Pioneers like Daniel Lanois and Chas Smith paved the way in the 1980s, but the past several years have seen a very welcome pedal steel ambient scene emerging from the underground. Jesse Jarnow’s recent overview is an excellent resource — but since it was published, we’ve been blessed with even more cosmic pedal steel situations. Here are just a handful that have caught our ears. |t wilcox and j woodbury

North Americans :: Roped In

Patrick McDermott and Barry Walker’s North Americans released Roped In this fall — an absolutely dreamy collection of acoustic guitar + pedal steel duets that is guaranteed to ease your mind and soothe your stress. It might even lower your blood pressure. Aided on a few tracks by such ringers as Mary Lattimore and William Tyler, McDermott and Walker keep things blissfully simple, often lingering on a simply strummed chord, allowing the ethereal drifts of Walker’s pedal steel to float along freely. Meditation music that feels like a cosmic conversation between the players — and the listener, too. 

Barry Walker :: Shoulda Zenith

You’re also going to want to check out Walker’s new Shoulda Zenith, which offers even more of this very tasty vibe, but gets a little further out. The songs here often lean toward the freeform, as Walker plays off of skittering drums that build things up and then break them down marvelously. His playing can slip effortlessly from the rootsy and earthbound to the avant — dig “Up The Fan, Into The Keyhole” for a virtuosic, imaginative performance, with Walker and percussionist Ben Dorothy calling to mind the interstellar duets of John Coltrane and Rashied Ali. Chase it with Luke Schneider’s similarly styled Altar of Harmony from earlier this year. 

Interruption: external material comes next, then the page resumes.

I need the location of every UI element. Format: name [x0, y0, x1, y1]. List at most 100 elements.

Heather Leigh :: Glory Days

Even more adventurous is the work of Heather Leigh, the Glasgow-based artist who has pitched her pedal steel against such formidable and diverse collaborators as Peter Brötzmann and Shackleton. On her latest release, Glory Days, Leigh blends the pedal steel with chilly synth, field recordings and her Meredith Monk-ish vocals to create something truly unique; as haunting as it is weirdly beautiful. 

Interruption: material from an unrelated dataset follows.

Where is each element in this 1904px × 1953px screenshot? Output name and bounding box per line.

Susan Alcorn Quintet :: Pedernal

Though less glossed than many of the selections here, Susan Alcorn pilots her pedal steel guitar backed by an ace combo of sympathetic avant and jazz improvisers, including Mark Feldman on violin, Michael Formanek on double bass, drummer Ryan Sawyer, and guitarist Mary Halvorson, who locks in with Alcorn with mind-melded precision.

SUSS: Promise

And speaking of beautiful, don’t sleep on Promise, SUSS’s positively luminous third album. It’s a wide-open and cinematic offering from the NYC collective, who have jokingly (but accurately?) referred to their music as “bootgaze.” Jonathan Gregg’s pedal steel is often front and center, but SUSS is very much a band, with each member contributing to the enveloping atmospherics. Think of Yo La Tengo in their most serene instrumental moments or Eno and Lanois’ cowboy-in-space Apollo soundtrack and you’re somewhere in the right neighborhood.

Post Moves: Cut Into Your Own Dimension

Sam Wenc and pals dream up a glitchy, spacey sound that lands somewhere between BJ Cole’s 1973 progressive classic The New Hovering Dog, vintage educational doc ambiance, spoken word collage, and Cocteau Twins floatiness.